Pride and Prejudice photo, from Amazon.com
(any excuse to post a picture of Mr. Darcy)
Characters, Emotion & Viewpoint, by Nancy Kress, is loaded with great advice about...well, characters, emotion, & viewpoint! One of the cool tips is to assemble the players we've thought of for the next book, and then make them work for their roles.
I learned the main character can't just waltz into a novel, assuming she's the best person to tell the story. What if her older sister captures more passion? (Jane's story instead of Elizabeth's? No!) What about the love interest? Would he be the best person to ignite the author's creativity? (Pride and Prejudice from Mr. Darcy's point of view...deliciously different)
Kress's solution to the "whose line is it anyway" dilemma? Audition these players, and see whose viewpoint would provide the best story. She suggests we ask the following questions when choosing our star:
- "Am I genuinely interested in this character?"-- If we're constantly thinking about this person, inventing backstory, dialog, and character traits, there's a good chance this person would work well as the lead.
- "Is this character or situation fresh and interesting in some new way?" -- This is where we can add a twist to a structured mystery, or choose the unlikely hero of our story. If my idea surprises me, I'm hopeful it'll surprise readers.
- "Can I maintain enough objectivity about this character, combined with enough identification, to practice the triple mind-set--becoming author, character, and reader as I write?" -- This was another great lesson I learned from Kress's book, and I blogged about it here.
- "Do I want this character to be a stayer or a changer?" -- Kress points out that some of our favorite characters have "stayed," such as James Bond, meaning his basic character is unchanged throughout the story. Other favorite characters have "changed," and by the end of the story, they were completely different people (Mr. Darcy!). If we want our main character to be a "changer," which person in our cast has the greatest capacity for change?

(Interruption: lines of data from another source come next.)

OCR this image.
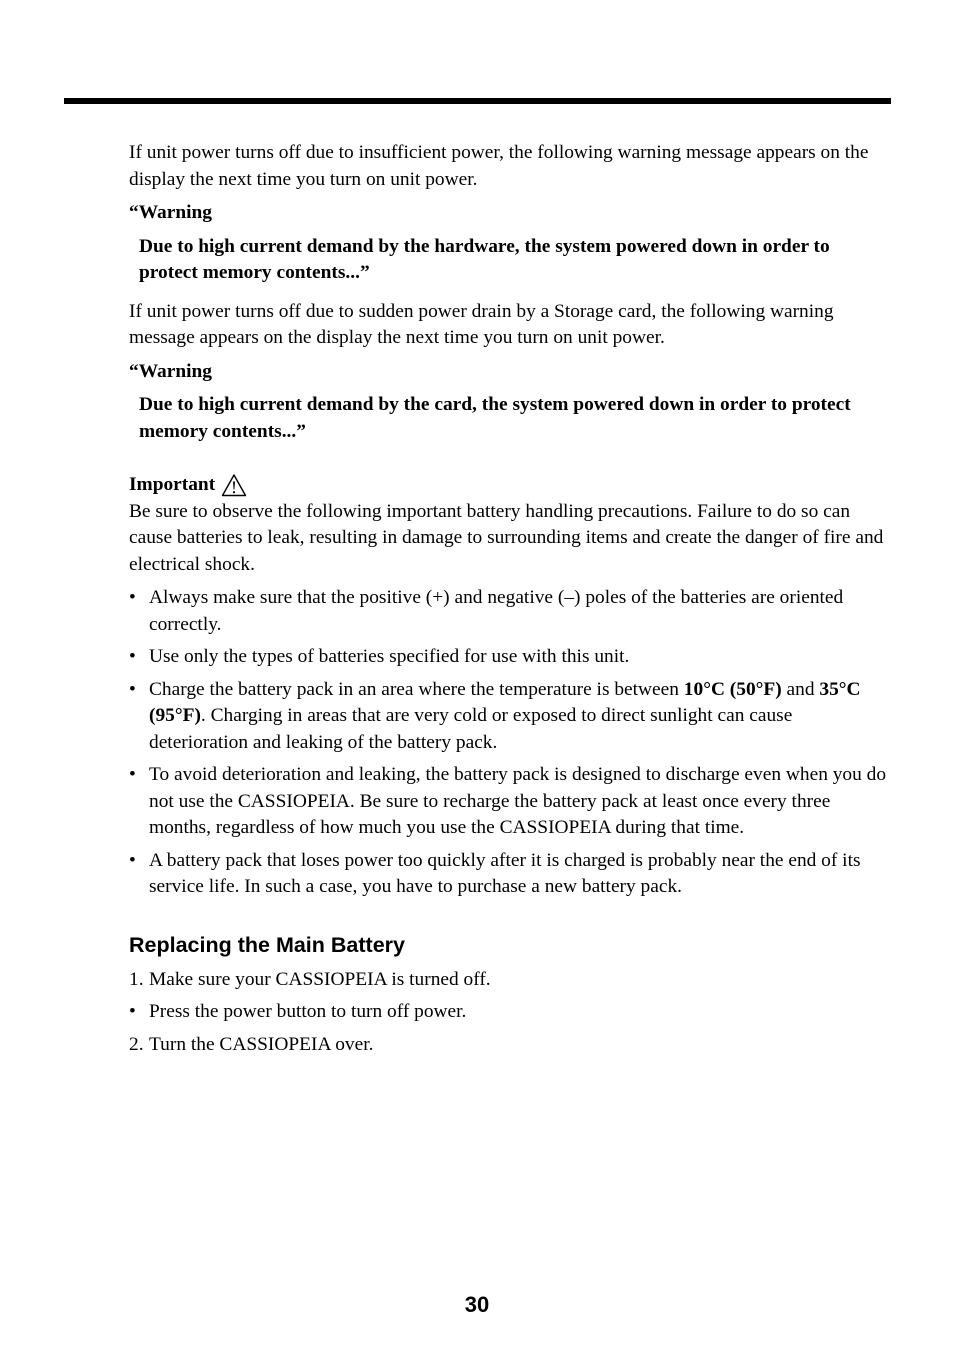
If unit power turns off due to insufficient power, the following warning message appears on the display the next time you turn on unit power.

“Warning

Due to high current demand by the hardware, the system powered down in order to protect memory contents...”

If unit power turns off due to sudden power drain by a Storage card, the following warning message appears on the display the next time you turn on unit power.

“Warning

Due to high current demand by the card, the system powered down in order to protect memory contents...”

Important

Be sure to observe the following important battery handling precautions. Failure to do so can cause batteries to leak, resulting in damage to surrounding items and create the danger of fire and electrical shock.

• Always make sure that the positive (+) and negative (–) poles of the batteries are oriented correctly.
• Use only the types of batteries specified for use with this unit.
• Charge the battery pack in an area where the temperature is between 10°C (50°F) and 35°C (95°F). Charging in areas that are very cold or exposed to direct sunlight can cause deterioration and leaking of the battery pack.
• To avoid deterioration and leaking, the battery pack is designed to discharge even when you do not use the CASSIOPEIA. Be sure to recharge the battery pack at least once every three months, regardless of how much you use the CASSIOPEIA during that time.
• A battery pack that loses power too quickly after it is charged is probably near the end of its service life. In such a case, you have to purchase a new battery pack.
Replacing the Main Battery
1. Make sure your CASSIOPEIA is turned off.
• Press the power button to turn off power.
2. Turn the CASSIOPEIA over.
30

This advice is great for me, because I normally think of plot first, and then character. This taught me to choose my main character wisely, because he or she will determine which story will be told. My next book is formulating in my head now, and the characters best be ready for a casting call.
How about you? How do you choose who will play your main character, and who will play supporting roles? Do you create plot first, or character?